Early in 2018, Celtic won an exciting match at Ibrox by 3-2, a commendable win considering that Celtic’s central defender Simunovic had been ordered off with almost thirty minutes left. The general feeling among the members of the Ottawa Celtic Supporters’ Club in the James Street Pub was expressed by more than one: “The bastard couldn’t get his flag up fast enough!”
They were right. I doubt if I have ever seen an assistant-referee so frantic to become involved in the action, and thus influence the referee’s decision. Was it so necessary to shout out his opinion, and so insistently? Was it necessary to wave his flag so vehemently? After all, the ball had gone out of play, and the action on the pitch had stopped. Surely all the assistant had to do was raise his flag, and then have a word or two with the referee? As it happened, it was hard to distinguish his reactions from those of the Rangers’ supporters massed behind him.
Simunovic’s offence? Certainly worth a free-kick to Rangers, probably worth a yellow card, but it was less clear if it merited a straight red card. How much did the assistant’s semaphore affect the decision? Well, he had a perfect view of the incident, while the referee’s view was obscured. With hindsight it is clear that the referee accepted his assistant’s version … and trusted his competence. Some Celtic supporters doubt it, though; they point out the man’s political views and allegiance and assume from that he would be likely to show favouritism towards Rangers.
It is not always so simplistic as that. For example, Celtic’s 7-1 rout of Rangers in the 1957 League Cup final was refereed by an elder in the Church of Scotland while the 4-1 defeat by Partick Thistle in the same competition years later was refereed by the headmaster of a Catholic school.
But, back to the 2018 incident at Ibrox. Unwisely, the assistant-referee gave the clear impression that he was ultra-eager to become involved in the action … and may have ‘blackmailed’ his superior into an ordering-off.
Another point, and an important one. After the frantic flag-waving and the foam-flecked shouts from his assistant, could any referee have over-ruled his input? Here was a case of a referee with a partial view of an incident having to rely on the advice of an assistant (who appeared to the impartial observer to be excessively motivated to become involved). Had Mr Collum over-ruled his assistant, it would have been a direct rebuke to him, and might have had consequences for the referee himself.Listen to ROGER MITCHELL with A Celtic State of Mind here:
It reminded me of another incident involving a linesman and a referee.
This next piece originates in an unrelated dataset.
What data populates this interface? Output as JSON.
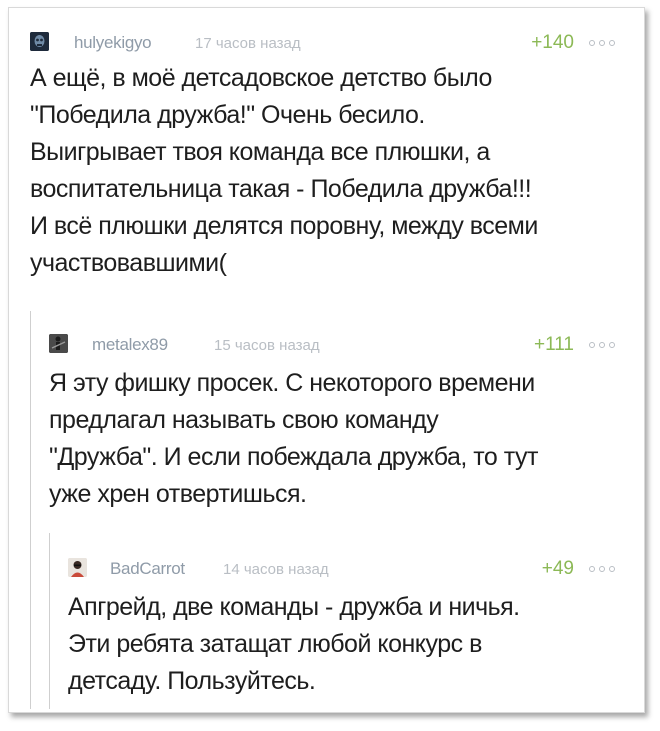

It was at Celtic Park and in a sectional match in the League Cup between Celtic and Rangers in 1968 … a couple of weeks previously Rangers had won at Ibrox, and so Celtic had to win in order to have any chance of advancing … the score was 0-0 at half-time, and an off-the-ball incident took place in the first minute of the second half right after the kick-off.
Willie Johnston of Rangers clashed with John Hughes, and the Celtic player retaliated violently; the linesman on the Jungle side raised his flag, and kept it up until the referee (Jim Callaghan) noticed him; the referee and the linesman had a talk, rather a long talk, while Hughes (who had been cautioned in the first half) sweated it out. Eventually, Mr Callaghan approached the players, and spoke sternly to both of them … but took no further action.
Almost certainly, John Hughes should have been sent off (and Johnston cautioned) but in this case the referee, having listened to his linesman, decided to exercise his own judgement. By the way, Celtic won the game by 1-0 with a header from Tommy Gemmell, a result that virtually assured Celtic’s progress and ended Rangers’ in the competition.
The sequel was most unfortunate: Rangers advised the Scottish League and the SFA of their unhappiness with Mr Callaghan’s decision-making, the authorities (with considerable input from the linesman) ruled on it and Jim Callaghan (a UEFA-ranked official) was reprimanded and suspended for six weeks … Most ironically, the Glasgow Referee Association awarded Mr Callaghan the accolade of being their best referee that year, and accorded him a standing ovation at their annual meeting at much the same time.
So, should referees listen to assistants? Well, they can provide the referee with another opinion, and from a different perspective … but I am sure I am not the only person bemused by the frantic flag-waving at Ibrox.